Oil prices edged higher for the third straight session on Tuesday, as signs of tighter supplies and pledges by Chinese authorities to shore up the world’s second-biggest economy lifted sentiment.
Brent futures gained 22 cents, or 0.3%, to $82.96 a barrel by 0253 GMT, while U.S. West Texas Intermediate (WTI) crude rose 23 cents, also 0.3%, to $78.97. Both benchmarks rose over 2% the previous day, when hit their highest closes since April.
The crude benchmarks have already climbed for four weeks in a row with supplies expected to tighten due to cuts from the Organization of the Petroleum Exporting Countries (OPEC) and allies like Russia, a group known as OPEC+. Some analysts say it could rise further in the short term.
“Energy traders are growing confident that global central bank tightening will soon come to an end, which should provide some support for global growth,” said Edward Moya, an analyst at OANDA.
In China, the world’s second-largest economy and second-biggest oil consumer, leaders pledged to step up policy support for the economy amid a tortuous post-COVID recovery, focusing on boosting domestic demand.

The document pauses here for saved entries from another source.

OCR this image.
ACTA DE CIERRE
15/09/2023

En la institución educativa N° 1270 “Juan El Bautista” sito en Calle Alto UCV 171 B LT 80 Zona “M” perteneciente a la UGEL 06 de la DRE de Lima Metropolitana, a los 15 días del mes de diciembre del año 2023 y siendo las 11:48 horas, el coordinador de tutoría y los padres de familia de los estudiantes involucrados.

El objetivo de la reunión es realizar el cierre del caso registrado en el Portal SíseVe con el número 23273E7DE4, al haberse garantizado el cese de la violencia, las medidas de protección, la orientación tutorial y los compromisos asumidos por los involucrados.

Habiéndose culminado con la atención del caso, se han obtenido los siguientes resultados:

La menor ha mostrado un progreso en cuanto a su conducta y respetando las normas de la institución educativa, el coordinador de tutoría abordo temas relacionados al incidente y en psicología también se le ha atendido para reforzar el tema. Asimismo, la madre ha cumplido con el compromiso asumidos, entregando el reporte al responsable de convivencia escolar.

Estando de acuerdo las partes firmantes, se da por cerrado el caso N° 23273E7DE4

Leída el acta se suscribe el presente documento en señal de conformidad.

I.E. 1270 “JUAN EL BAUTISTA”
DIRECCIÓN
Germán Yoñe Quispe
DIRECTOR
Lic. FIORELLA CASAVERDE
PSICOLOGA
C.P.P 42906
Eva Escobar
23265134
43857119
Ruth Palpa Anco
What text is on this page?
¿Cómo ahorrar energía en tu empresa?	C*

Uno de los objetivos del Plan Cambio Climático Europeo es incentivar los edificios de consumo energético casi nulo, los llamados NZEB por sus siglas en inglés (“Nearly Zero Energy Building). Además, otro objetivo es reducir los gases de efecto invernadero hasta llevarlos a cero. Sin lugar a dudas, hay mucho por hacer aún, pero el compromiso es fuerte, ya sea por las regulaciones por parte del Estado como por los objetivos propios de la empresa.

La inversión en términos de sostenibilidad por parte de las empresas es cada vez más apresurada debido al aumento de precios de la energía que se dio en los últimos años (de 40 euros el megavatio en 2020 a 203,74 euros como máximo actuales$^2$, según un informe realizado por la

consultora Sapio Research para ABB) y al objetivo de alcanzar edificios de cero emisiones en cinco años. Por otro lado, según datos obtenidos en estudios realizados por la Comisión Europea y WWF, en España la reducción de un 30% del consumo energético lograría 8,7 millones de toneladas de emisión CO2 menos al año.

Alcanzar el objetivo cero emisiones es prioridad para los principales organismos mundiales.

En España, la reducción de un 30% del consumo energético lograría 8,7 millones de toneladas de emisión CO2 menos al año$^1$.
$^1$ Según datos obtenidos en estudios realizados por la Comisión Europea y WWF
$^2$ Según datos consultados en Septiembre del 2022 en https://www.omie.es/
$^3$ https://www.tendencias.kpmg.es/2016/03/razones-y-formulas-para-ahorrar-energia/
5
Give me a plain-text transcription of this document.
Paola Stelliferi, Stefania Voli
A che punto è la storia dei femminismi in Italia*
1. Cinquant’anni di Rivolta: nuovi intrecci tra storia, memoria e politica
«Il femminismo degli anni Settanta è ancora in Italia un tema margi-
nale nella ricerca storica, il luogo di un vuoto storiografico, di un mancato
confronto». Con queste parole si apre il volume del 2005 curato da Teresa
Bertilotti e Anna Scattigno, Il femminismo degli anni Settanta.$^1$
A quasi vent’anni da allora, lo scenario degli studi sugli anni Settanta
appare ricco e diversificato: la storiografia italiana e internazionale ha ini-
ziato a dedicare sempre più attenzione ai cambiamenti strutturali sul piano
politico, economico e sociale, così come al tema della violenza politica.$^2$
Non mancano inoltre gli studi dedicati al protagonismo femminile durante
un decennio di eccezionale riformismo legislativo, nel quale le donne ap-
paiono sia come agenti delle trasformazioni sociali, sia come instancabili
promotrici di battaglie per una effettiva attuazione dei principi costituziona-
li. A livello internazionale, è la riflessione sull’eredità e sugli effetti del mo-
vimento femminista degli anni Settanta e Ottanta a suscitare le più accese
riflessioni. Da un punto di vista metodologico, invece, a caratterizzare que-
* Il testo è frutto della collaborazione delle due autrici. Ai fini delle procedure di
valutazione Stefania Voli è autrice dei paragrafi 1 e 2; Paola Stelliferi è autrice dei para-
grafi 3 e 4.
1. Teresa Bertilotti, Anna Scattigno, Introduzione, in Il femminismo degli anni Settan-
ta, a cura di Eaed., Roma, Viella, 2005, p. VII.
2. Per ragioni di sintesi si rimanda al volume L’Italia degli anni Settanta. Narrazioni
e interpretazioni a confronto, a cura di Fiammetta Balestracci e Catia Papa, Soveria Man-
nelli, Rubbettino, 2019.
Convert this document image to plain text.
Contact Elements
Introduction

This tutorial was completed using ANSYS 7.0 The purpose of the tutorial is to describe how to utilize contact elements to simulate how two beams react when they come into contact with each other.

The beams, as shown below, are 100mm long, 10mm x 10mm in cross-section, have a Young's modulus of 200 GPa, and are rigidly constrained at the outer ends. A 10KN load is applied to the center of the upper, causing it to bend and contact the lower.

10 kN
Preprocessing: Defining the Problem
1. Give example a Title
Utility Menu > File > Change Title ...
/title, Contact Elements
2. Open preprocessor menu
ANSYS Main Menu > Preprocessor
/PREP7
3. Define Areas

Still, bearish data in the euro zone and U.S. underlined weakness across the global economy.
In the euro zone, business activity shrank much more than expected in July as demand in the bloc’s dominant services industry declined while factory output fell at the fastest pace since COVID-19 first took hold, a survey showed.
In the U.S., business activity slowed to a five-month low in July, dragged down by decelerating service-sector growth, closely watched survey data showed, but falling input prices and slower hiring indicate the Federal Reserve could be making progress on important fronts in its bid to reduce inflation.
Investors have priced in quarter-point hikes from the Fed and European Central Bank (ECB) this week, so the focus will be on what Fed Chair Jerome Powell and ECB President Christine Lagarde say about future rate increases.
Later on Tuesday, industry data on U.S. crude inventories is expected. Four analysts polled by Reuters estimated on average that crude inventories fell by about 2 million barrels in the week to July 21.